Let me unpack this. First, the handheld 2-meter-band radio, like a walkie-talkie (but a bit more powerful for a ham) may only be able to be “heard” by another handheld from just a few miles away because of local terrain (ie, both antennas are “down in a ditch”). On the other hand, if a repeater’s antenna is up much higher, it can “hear” that little handheld from much farther away (like cellphone towers) and, due to its height and much higher stationary power (think 50 watts vs. 8 watts), repeat that signal up to 50 miles (or more, if it’s on a mountain peak). That lets this tiny little voice be heard as if it’s the Booming Voice of God from On High to anyone within that repeater’s “footprint”.

There’s just one problem: stray signals. Should the repeater repeat just any old radio signal it hears, including noise? Sure, a lot of noise can be filtered out with “squelch” settings, but a sufficiently strong signal (because it’s either close to the repeater or far away and strong) will still make it through and “open up” the repeater.

So what’s the parallel? How many times have you lowered your voice while saying a known wake word so as to avoid invoking the AI you know is nearby? Maybe you’ve used the cover of background noise, hoping it couldn’t hear you. Maybe you tried saying it funny. Regardless, you tried masking your “noise” that you didn’t want the AI to recognize as a “valid signal”. Sound familiar?

The Solution

Amateur radio’s got’chu, fam! This was solved long ago using sub-audible tones. They’re like telephone touchtones (“DTMF”) humans can’t hear because they’re outside our perceptible audio range.

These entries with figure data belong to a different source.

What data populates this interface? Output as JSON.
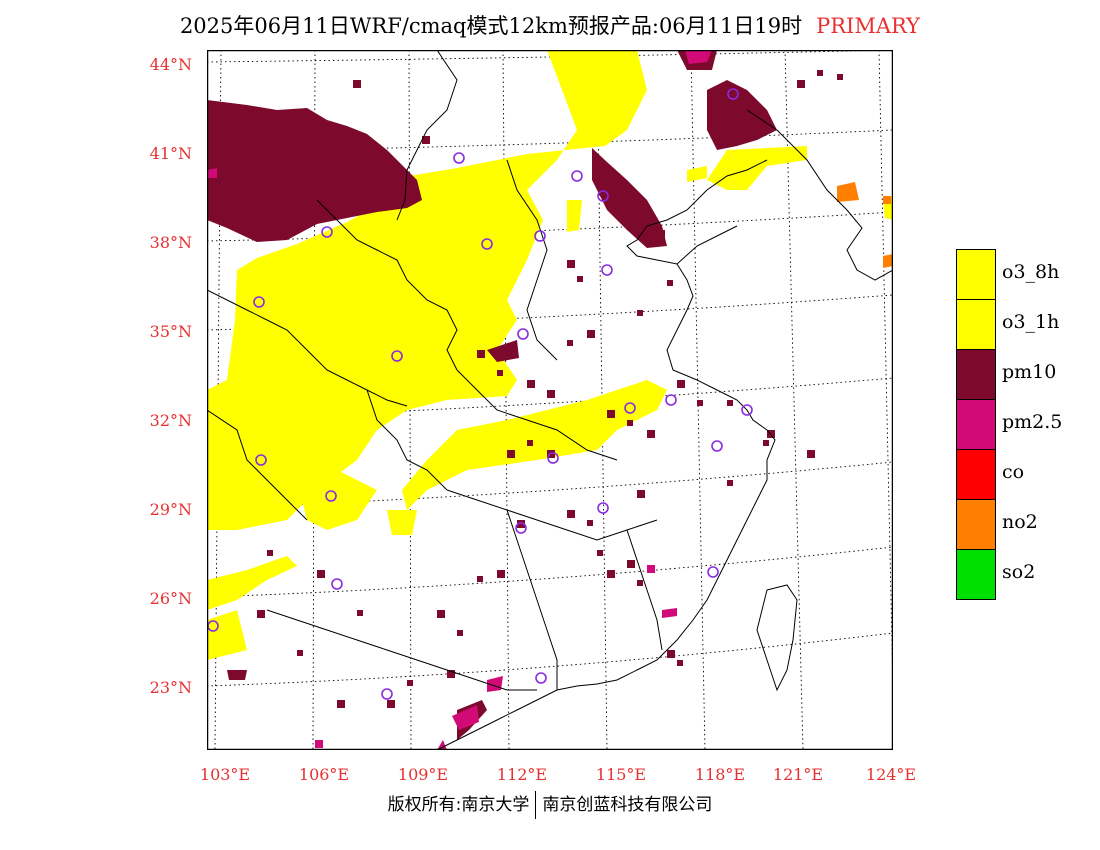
{
  "title": {
    "main": "2025年06月11日WRF/cmaq模式12km预报产品:06月11日19时",
    "tag": "PRIMARY"
  },
  "axes": {
    "lat_labels": [
      "44°N",
      "41°N",
      "38°N",
      "35°N",
      "32°N",
      "29°N",
      "26°N",
      "23°N"
    ],
    "lon_labels": [
      "103°E",
      "106°E",
      "109°E",
      "112°E",
      "115°E",
      "118°E",
      "121°E",
      "124°E"
    ]
  },
  "legend": [
    {
      "label": "o3_8h",
      "color": "#ffff00"
    },
    {
      "label": "o3_1h",
      "color": "#ffff00"
    },
    {
      "label": "pm10",
      "color": "#7d0a2c"
    },
    {
      "label": "pm2.5",
      "color": "#d20a78"
    },
    {
      "label": "co",
      "color": "#ff0000"
    },
    {
      "label": "no2",
      "color": "#ff7f00"
    },
    {
      "label": "so2",
      "color": "#00e000"
    }
  ],
  "footer": {
    "left": "版权所有:南京大学",
    "right": "南京创蓝科技有限公司"
  },
  "colors": {
    "axis_label": "#e83030",
    "o3": "#ffff00",
    "pm10": "#7d0a2c",
    "pm25": "#d20a78",
    "no2": "#ff7f00",
    "station": "#8a2be2"
  }
}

Most repeaters require an “access tone” to cause the repeater to re-transmit what it hears on its input frequency. The inaudible tone is mixed in with the user’s transmission and, as long as the tone is present, the repeater will re-transmit (repeat) on its output frequency the signal it hears on its input frequency. Users must know the repeater’s access tone and program their radio to mix it in with their transmission. The access tone might be 100MHz or 88.5Mhz or any of a number of other common (or uncommon) tones. You can’t hear it, but the repeater can. It’s just a constant sine wave at the specified frequency.

Such tones are used for receiving as well. For example, a police and emergency scanner (a receive-only radio) will stay quiet until it hears a valid signal on one of its monitored channels. This is useful since there is always background noise at any radio frequency, you’d hear nothing but static until a signal came through. You can adjust for the (always changing) noise floor using a squelch knob but that’s not so convenient. Using a “squelch tone”, you can “open up” the receiver only if the signal it’s hearing is accompanied by a constant sub-audible tone at an agreed-upon frequency. But that’s kind of the opposite of what I’m proposing.

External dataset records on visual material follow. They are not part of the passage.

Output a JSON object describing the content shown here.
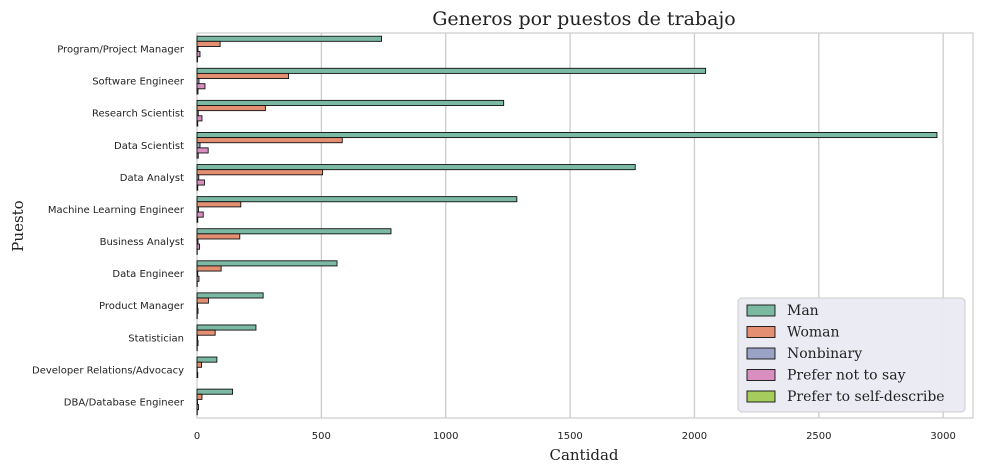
{
  "chart_data": {
    "type": "bar",
    "orientation": "horizontal",
    "title": "Generos por puestos de trabajo",
    "xlabel": "Cantidad",
    "ylabel": "Puesto",
    "xlim": [
      0,
      3120
    ],
    "xticks": [
      0,
      500,
      1000,
      1500,
      2000,
      2500,
      3000
    ],
    "grid": true,
    "legend_position": "lower-right",
    "categories": [
      "Program/Project Manager",
      "Software Engineer",
      "Research Scientist",
      "Data Scientist",
      "Data Analyst",
      "Machine Learning Engineer",
      "Business Analyst",
      "Data Engineer",
      "Product Manager",
      "Statistician",
      "Developer Relations/Advocacy",
      "DBA/Database Engineer"
    ],
    "series": [
      {
        "name": "Man",
        "color": "#7bb9a2",
        "values": [
          742,
          2045,
          1233,
          2975,
          1762,
          1286,
          780,
          563,
          266,
          237,
          80,
          143
        ]
      },
      {
        "name": "Woman",
        "color": "#e48f72",
        "values": [
          93,
          368,
          275,
          584,
          505,
          176,
          172,
          97,
          46,
          73,
          18,
          20
        ]
      },
      {
        "name": "Nonbinary",
        "color": "#9aa3c6",
        "values": [
          4,
          8,
          5,
          12,
          7,
          6,
          4,
          3,
          2,
          2,
          1,
          2
        ]
      },
      {
        "name": "Prefer not to say",
        "color": "#d88fc0",
        "values": [
          12,
          32,
          20,
          45,
          30,
          25,
          10,
          8,
          4,
          4,
          3,
          6
        ]
      },
      {
        "name": "Prefer to self-describe",
        "color": "#a6cc5d",
        "values": [
          2,
          4,
          3,
          5,
          3,
          3,
          1,
          1,
          1,
          1,
          0,
          1
        ]
      }
    ]
  }
}
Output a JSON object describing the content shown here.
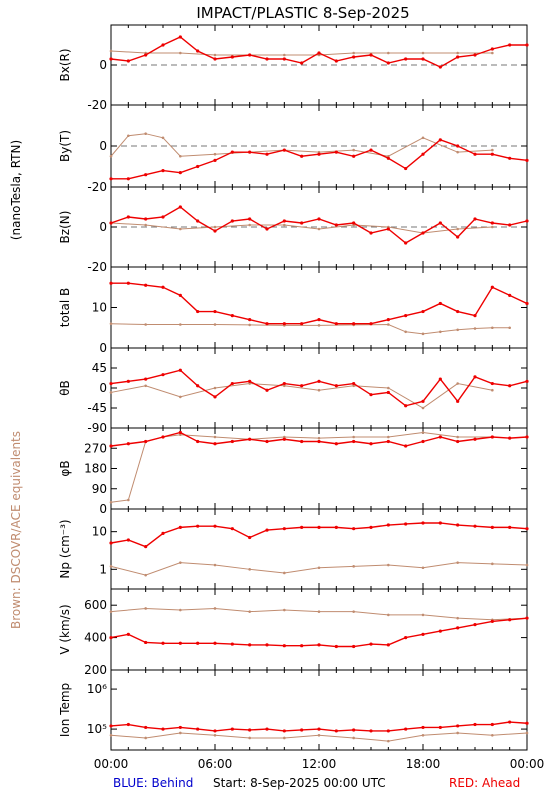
{
  "title": "IMPACT/PLASTIC     8-Sep-2025",
  "left_label_units": "(nanoTesla, RTN)",
  "left_label_brown": "Brown: DSCOVR/ACE equivalents",
  "footer": {
    "blue": "BLUE: Behind",
    "start": "Start:   8-Sep-2025 00:00 UTC",
    "red": "RED: Ahead"
  },
  "colors": {
    "ahead": "#ee0000",
    "brown": "#c08c70",
    "blue": "#0000cc",
    "axis": "#000000"
  },
  "x_ticks": [
    "00:00",
    "06:00",
    "12:00",
    "18:00",
    "00:00"
  ],
  "chart_data": [
    {
      "type": "scatter",
      "ylabel": "Bx(R)",
      "ylim": [
        -20,
        20
      ],
      "ytick_values": [
        0,
        -20
      ],
      "ytick_labels": [
        "0",
        "-20"
      ],
      "zero_line": true,
      "series": [
        {
          "name": "Ahead",
          "x": [
            0,
            1,
            2,
            3,
            4,
            5,
            6,
            7,
            8,
            9,
            10,
            11,
            12,
            13,
            14,
            15,
            16,
            17,
            18,
            19,
            20,
            21,
            22,
            23,
            24
          ],
          "y": [
            3,
            2,
            5,
            10,
            14,
            7,
            3,
            4,
            5,
            3,
            3,
            1,
            6,
            2,
            4,
            5,
            1,
            3,
            3,
            -1,
            4,
            5,
            8,
            10,
            10
          ]
        },
        {
          "name": "DSCOVR/ACE",
          "x": [
            0,
            2,
            4,
            6,
            8,
            10,
            12,
            14,
            16,
            18,
            20,
            22
          ],
          "y": [
            7,
            6,
            6,
            5,
            5,
            5,
            5,
            6,
            6,
            6,
            6,
            6
          ]
        }
      ]
    },
    {
      "type": "scatter",
      "ylabel": "By(T)",
      "ylim": [
        -20,
        20
      ],
      "ytick_values": [
        0,
        -20
      ],
      "ytick_labels": [
        "0",
        "-20"
      ],
      "zero_line": true,
      "series": [
        {
          "name": "Ahead",
          "x": [
            0,
            1,
            2,
            3,
            4,
            5,
            6,
            7,
            8,
            9,
            10,
            11,
            12,
            13,
            14,
            15,
            16,
            17,
            18,
            19,
            20,
            21,
            22,
            23,
            24
          ],
          "y": [
            -16,
            -16,
            -14,
            -12,
            -13,
            -10,
            -7,
            -3,
            -3,
            -4,
            -2,
            -5,
            -4,
            -3,
            -5,
            -2,
            -6,
            -11,
            -4,
            3,
            0,
            -4,
            -4,
            -6,
            -7
          ]
        },
        {
          "name": "DSCOVR/ACE",
          "x": [
            0,
            1,
            2,
            3,
            4,
            6,
            8,
            10,
            12,
            14,
            16,
            18,
            20,
            22
          ],
          "y": [
            -5,
            5,
            6,
            4,
            -5,
            -4,
            -3,
            -2,
            -3,
            -2,
            -5,
            4,
            -3,
            -2
          ]
        }
      ]
    },
    {
      "type": "scatter",
      "ylabel": "Bz(N)",
      "ylim": [
        -20,
        20
      ],
      "ytick_values": [
        0,
        -20
      ],
      "ytick_labels": [
        "0",
        "-20"
      ],
      "zero_line": true,
      "series": [
        {
          "name": "Ahead",
          "x": [
            0,
            1,
            2,
            3,
            4,
            5,
            6,
            7,
            8,
            9,
            10,
            11,
            12,
            13,
            14,
            15,
            16,
            17,
            18,
            19,
            20,
            21,
            22,
            23,
            24
          ],
          "y": [
            2,
            5,
            4,
            5,
            10,
            3,
            -2,
            3,
            4,
            -1,
            3,
            2,
            4,
            1,
            2,
            -3,
            -1,
            -8,
            -3,
            2,
            -5,
            4,
            2,
            1,
            3
          ]
        },
        {
          "name": "DSCOVR/ACE",
          "x": [
            0,
            2,
            4,
            6,
            8,
            10,
            12,
            14,
            16,
            18,
            20,
            22
          ],
          "y": [
            2,
            1,
            -1,
            0,
            1,
            1,
            -1,
            1,
            0,
            -3,
            -1,
            0
          ]
        }
      ]
    },
    {
      "type": "line",
      "ylabel": "total B",
      "ylim": [
        0,
        20
      ],
      "ytick_values": [
        10,
        0
      ],
      "ytick_labels": [
        "10",
        "0"
      ],
      "zero_line": false,
      "series": [
        {
          "name": "Ahead",
          "x": [
            0,
            1,
            2,
            3,
            4,
            5,
            6,
            7,
            8,
            9,
            10,
            11,
            12,
            13,
            14,
            15,
            16,
            17,
            18,
            19,
            20,
            21,
            22,
            23,
            24
          ],
          "y": [
            16,
            16,
            15.5,
            15,
            13,
            9,
            9,
            8,
            7,
            6,
            6,
            6,
            7,
            6,
            6,
            6,
            7,
            8,
            9,
            11,
            9,
            8,
            15,
            13,
            11
          ]
        },
        {
          "name": "DSCOVR/ACE",
          "x": [
            0,
            2,
            4,
            6,
            8,
            10,
            12,
            14,
            16,
            17,
            18,
            19,
            20,
            21,
            22,
            23
          ],
          "y": [
            6,
            5.8,
            5.8,
            5.8,
            5.7,
            5.6,
            5.6,
            5.7,
            5.8,
            4,
            3.5,
            4,
            4.5,
            4.8,
            5,
            5
          ]
        }
      ]
    },
    {
      "type": "scatter",
      "ylabel": "θB",
      "ylim": [
        -90,
        90
      ],
      "ytick_values": [
        45,
        0,
        -45,
        -90
      ],
      "ytick_labels": [
        "45",
        "0",
        "-45",
        "-90"
      ],
      "zero_line": false,
      "series": [
        {
          "name": "Ahead",
          "x": [
            0,
            1,
            2,
            3,
            4,
            5,
            6,
            7,
            8,
            9,
            10,
            11,
            12,
            13,
            14,
            15,
            16,
            17,
            18,
            19,
            20,
            21,
            22,
            23,
            24
          ],
          "y": [
            10,
            15,
            20,
            30,
            40,
            5,
            -20,
            10,
            15,
            -5,
            10,
            5,
            15,
            5,
            10,
            -15,
            -10,
            -40,
            -30,
            20,
            -30,
            25,
            10,
            5,
            15
          ]
        },
        {
          "name": "DSCOVR/ACE",
          "x": [
            0,
            2,
            4,
            6,
            8,
            10,
            12,
            14,
            16,
            18,
            20,
            22
          ],
          "y": [
            -10,
            5,
            -20,
            0,
            10,
            5,
            -5,
            5,
            0,
            -45,
            10,
            -5
          ]
        }
      ]
    },
    {
      "type": "scatter",
      "ylabel": "φB",
      "ylim": [
        0,
        360
      ],
      "ytick_values": [
        270,
        180,
        90,
        0
      ],
      "ytick_labels": [
        "270",
        "180",
        "90",
        "0"
      ],
      "zero_line": false,
      "series": [
        {
          "name": "Ahead",
          "x": [
            0,
            1,
            2,
            3,
            4,
            5,
            6,
            7,
            8,
            9,
            10,
            11,
            12,
            13,
            14,
            15,
            16,
            17,
            18,
            19,
            20,
            21,
            22,
            23,
            24
          ],
          "y": [
            280,
            290,
            300,
            320,
            340,
            300,
            290,
            300,
            310,
            300,
            310,
            300,
            300,
            290,
            300,
            290,
            300,
            280,
            300,
            320,
            300,
            310,
            320,
            315,
            320
          ]
        },
        {
          "name": "DSCOVR/ACE",
          "x": [
            0,
            1,
            2,
            3,
            4,
            6,
            8,
            10,
            12,
            14,
            16,
            18,
            20,
            22
          ],
          "y": [
            30,
            40,
            300,
            320,
            330,
            320,
            310,
            320,
            315,
            320,
            320,
            340,
            320,
            320
          ]
        }
      ]
    },
    {
      "type": "line",
      "ylabel": "Np (cm⁻³)",
      "yscale": "log",
      "ylim": [
        0.3,
        40
      ],
      "ytick_values": [
        10,
        1
      ],
      "ytick_labels": [
        "10",
        "1"
      ],
      "zero_line": false,
      "series": [
        {
          "name": "Ahead",
          "x": [
            0,
            1,
            2,
            3,
            4,
            5,
            6,
            7,
            8,
            9,
            10,
            11,
            12,
            13,
            14,
            15,
            16,
            17,
            18,
            19,
            20,
            21,
            22,
            23,
            24
          ],
          "y": [
            5,
            6,
            4,
            9,
            13,
            14,
            14,
            12,
            7,
            11,
            12,
            13,
            13,
            13,
            12,
            13,
            15,
            16,
            17,
            17,
            15,
            14,
            13,
            13,
            12
          ]
        },
        {
          "name": "DSCOVR/ACE",
          "x": [
            0,
            2,
            4,
            6,
            8,
            10,
            12,
            14,
            16,
            18,
            20,
            22,
            24
          ],
          "y": [
            1.2,
            0.7,
            1.5,
            1.3,
            1,
            0.8,
            1.1,
            1.2,
            1.3,
            1.1,
            1.5,
            1.4,
            1.3
          ]
        }
      ]
    },
    {
      "type": "line",
      "ylabel": "V (km/s)",
      "ylim": [
        200,
        700
      ],
      "ytick_values": [
        600,
        400,
        200
      ],
      "ytick_labels": [
        "600",
        "400",
        "200"
      ],
      "zero_line": false,
      "series": [
        {
          "name": "Ahead",
          "x": [
            0,
            1,
            2,
            3,
            4,
            5,
            6,
            7,
            8,
            9,
            10,
            11,
            12,
            13,
            14,
            15,
            16,
            17,
            18,
            19,
            20,
            21,
            22,
            23,
            24
          ],
          "y": [
            400,
            420,
            370,
            365,
            365,
            365,
            365,
            360,
            355,
            355,
            350,
            350,
            355,
            345,
            345,
            360,
            355,
            400,
            420,
            440,
            460,
            480,
            500,
            510,
            520
          ]
        },
        {
          "name": "DSCOVR/ACE",
          "x": [
            0,
            2,
            4,
            6,
            8,
            10,
            12,
            14,
            16,
            18,
            20,
            22,
            24
          ],
          "y": [
            560,
            580,
            570,
            580,
            560,
            570,
            560,
            560,
            540,
            540,
            520,
            510,
            520
          ]
        }
      ]
    },
    {
      "type": "line",
      "ylabel": "Ion Temp",
      "yscale": "log",
      "ylim": [
        30000,
        3000000
      ],
      "ytick_values": [
        1000000,
        100000
      ],
      "ytick_labels": [
        "10⁶",
        "10⁵"
      ],
      "zero_line": false,
      "series": [
        {
          "name": "Ahead",
          "x": [
            0,
            1,
            2,
            3,
            4,
            5,
            6,
            7,
            8,
            9,
            10,
            11,
            12,
            13,
            14,
            15,
            16,
            17,
            18,
            19,
            20,
            21,
            22,
            23,
            24
          ],
          "y": [
            120000,
            130000,
            110000,
            100000,
            110000,
            100000,
            90000,
            100000,
            95000,
            100000,
            90000,
            95000,
            100000,
            90000,
            95000,
            90000,
            90000,
            100000,
            110000,
            110000,
            120000,
            130000,
            130000,
            150000,
            140000
          ]
        },
        {
          "name": "DSCOVR/ACE",
          "x": [
            0,
            2,
            4,
            6,
            8,
            10,
            12,
            14,
            16,
            18,
            20,
            22,
            24
          ],
          "y": [
            70000,
            60000,
            80000,
            70000,
            60000,
            60000,
            70000,
            60000,
            50000,
            70000,
            80000,
            70000,
            80000
          ]
        }
      ]
    }
  ]
}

I’m proposing a “suppression tone”. That is, a universal standard sub-audible frequency all AIs use that will cause them to ignore their wake words if present. Let’s say 100MHz. If any AI hears their wake word in the presence of a constant 100MHz tone (which we can’t hear but speakers can easily reproduce), it should ignore its wake word.

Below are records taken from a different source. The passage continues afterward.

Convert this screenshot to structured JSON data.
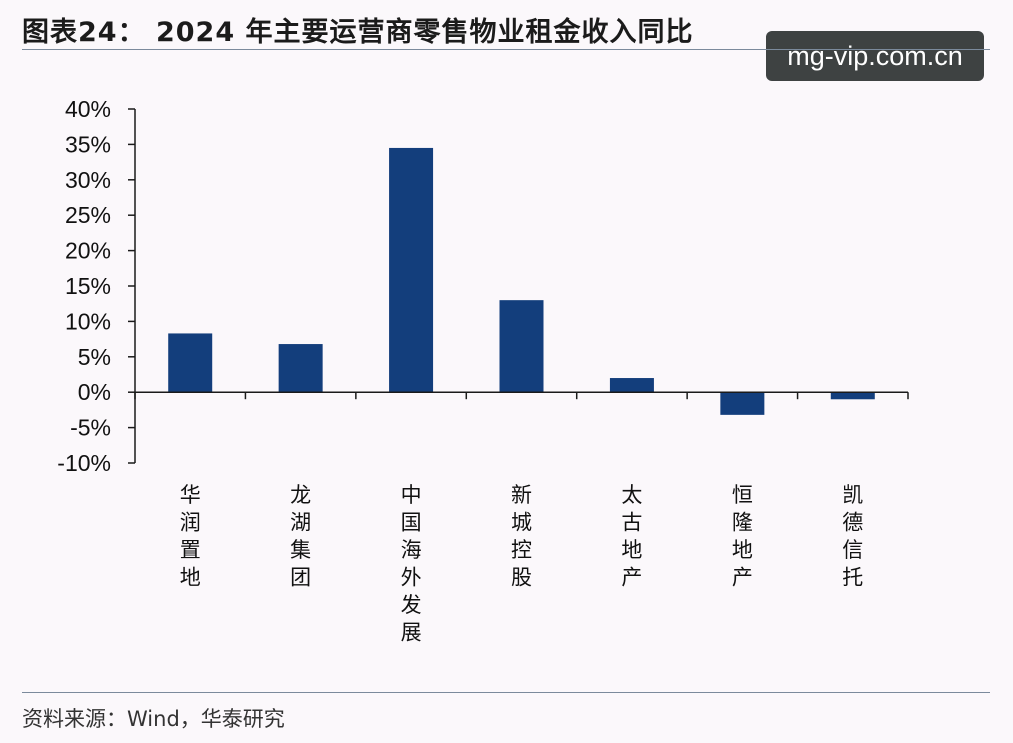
{
  "header": {
    "title": "图表24： 2024 年主要运营商零售物业租金收入同比"
  },
  "watermark": {
    "text": "mg-vip.com.cn"
  },
  "footer": {
    "source": "资料来源：Wind，华泰研究"
  },
  "colors": {
    "bar": "#133e7c",
    "axis": "#1a1a1a"
  },
  "chart_data": {
    "type": "bar",
    "title": "2024 年主要运营商零售物业租金收入同比",
    "categories": [
      "华润置地",
      "龙湖集团",
      "中国海外发展",
      "新城控股",
      "太古地产",
      "恒隆地产",
      "凯德信托"
    ],
    "values": [
      8.3,
      6.8,
      34.5,
      13.0,
      2.0,
      -3.2,
      -1.0
    ],
    "unit": "%",
    "xlabel": "",
    "ylabel": "",
    "ylim": [
      -10,
      40
    ],
    "yticks": [
      40,
      35,
      30,
      25,
      20,
      15,
      10,
      5,
      0,
      -5,
      -10
    ],
    "ytick_labels": [
      "40%",
      "35%",
      "30%",
      "25%",
      "20%",
      "15%",
      "10%",
      "5%",
      "0%",
      "-5%",
      "-10%"
    ],
    "grid": false,
    "legend": "none"
  }
}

This would allow any commercial, movie, television show, etc. to mask their use of a wake word without pissing off their AI-owning viewers. Obviously there should be guidelines. They should only emit the tone while the wake words are being uttered. To do otherwise would render AIs useless as long as the content is playing.

This brings me to my final point.


Like those TV zapper devices that let bar patrons turn off annoying TVs by sending every known “TV off” infrared code, this could be easily abused by assholes. The FCC already has hefty fines for cell phone signal jammers so the same thing should exist for AI suppression tones. Otherwise a simple app for iOS, Android, etc. could easily emit this tone and annoy anyone gleefully shouting “Okay Google!” This may or may not be desirable but it’s certainly an asshole thing to do.

Conclusion / TL;DR

If we standardize on an inaudible (and so, unobtrusive) suppression tone and require its use in any content that uses known wake words, we can mitigate one of the biggest complaints about - and the potential abuse of - the ongoing proliferation of suggestible AI devices.